We hoist our backpacks and head out,

in search of solitude


Friday, April 9, 2021

A New First!

Many thanks to those of you who were able to attend my poetry reading last week. It was wonderful to share this first with my talented friend, Pamela Hobart Carter. 

I'm also grateful to Leopoldo Seguel, the dedicated energy behind the PoetryBridge reading series, for transitioning from a monthly in-person event at C&P Coffee Company in West Seattle to a weekly online event throughout this year of COVID isolation. If you'd like to receive the weekly zoom link to participate as a viewer, open micer or featured reader, please email Leopoldo at info@poetrybridge.net

To those of you who were unable to attend, Leopoldo has graciously shared the video of this event at: PB LIVE! #35 - YouTube 

Friday, March 26, 2021

Watch Us Wednesday!

Last July I posted a short history of the PoetryBridge reading series titled A Reading Event in the Time of COVID so I won’t repeat myself here. Suffice to say, you’re invited!

On Wednesday, March 31, I am honored to be sharing the virtual stage with Pamela Hobart Carter. Honored and frankly, intimidated. Unlike me, a neophyte in the world of poetry, Pam is a Pushcart nominee whose work is widely published. She is currently celebrating the release of her first poetry book, Her Imaginary Museum, and awaiting the release of her second, Held Together by Tape and Glue. She is a gifted and dedicated poet, playwright and novelist who I am fortunate to call my writing partner and friend.

Together we have created an intertwined presentation of our poetry that I think you will enjoy. I hope you can join us next Wednesday, March 31 at 7:00pm PDT. The zoom link is usually shared the morning of the event. To get your name on the list, please email Leopoldo Seguel at info@poetrybridge.net. Or, drop me a line at aw@arleenwilliams.com.

Friday, February 19, 2021

COVID & Creativity

This was my day: I woke at 6 am and dozed for another hour. The first upright hour, I wasted on my cell – email, news, social media. I watched a Roy Orbison and KD Lang duet, started a load of laundry, then decided I needed to hear more KD Lang. I spent another hour or two listening to music, researching Canadian songwriters - Leonardo Cohen, Gordon Lightfoot, Joni Mitchell, Neil Young, Jane Siberry, Sarah McLachlan, Leon Redbone (a rabbit hole of talent) – while reading about inspiration and creativity.

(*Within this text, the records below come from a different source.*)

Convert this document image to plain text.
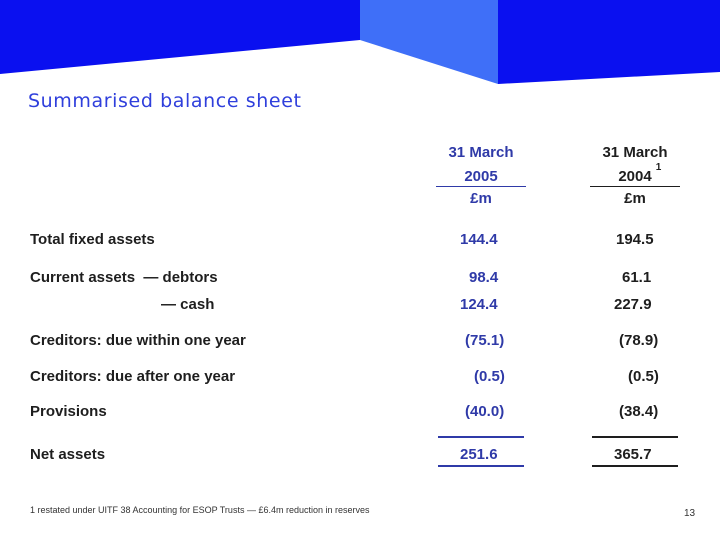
Summarised balance sheet
31 March
2005
£m
31 March
2004
1
£m
Total fixed assets	144.4	194.5
Current assets  — debtors	98.4	61.1
— cash	124.4	227.9
Creditors: due within one year	(75.1)	(78.9)
Creditors: due after one year	(0.5)	(0.5)
Provisions	(40.0)	(38.4)
Net assets	251.6	365.7
1 restated under UITF 38 Accounting for ESOP Trusts — £6.4m reduction in reserves	13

The reading was inspired by this wonderful video clip my friend, Veronique Burke, shared of the work she’s created during this pandemic year. It got me wondering about how little I’ve been writing and the reasons for that change. Then I made chocolate chip banana bread, cleaned out the refrigerator and made a shopping list. If not for the falling rain, melting snow and slushy sidewalks, I might have walked to the store, or driven. Instead, I folded laundry before sitting down to finish Isabel Wilkerson’s masterpiece, The Warmth of Other Suns – The Epic Story of America’s Great Migration.

Finally, after numerous additional texts with sisters and friends, I sat and scribbled a draft of this post with Veronique’s video looping through my brain. Veronique’s creativity explodes in image, paper mache and mosaic. It’s clear that she had a blast expressing herself and decorating her world. I admire that, and I’m grateful to her for the reminder that self-expression can do wonders for the soul and that creativity doesn’t bloom on its own but grows through regular attention, a practice that’s easy to lose during these endless months of isolation.

How are you expressing your creativity these days?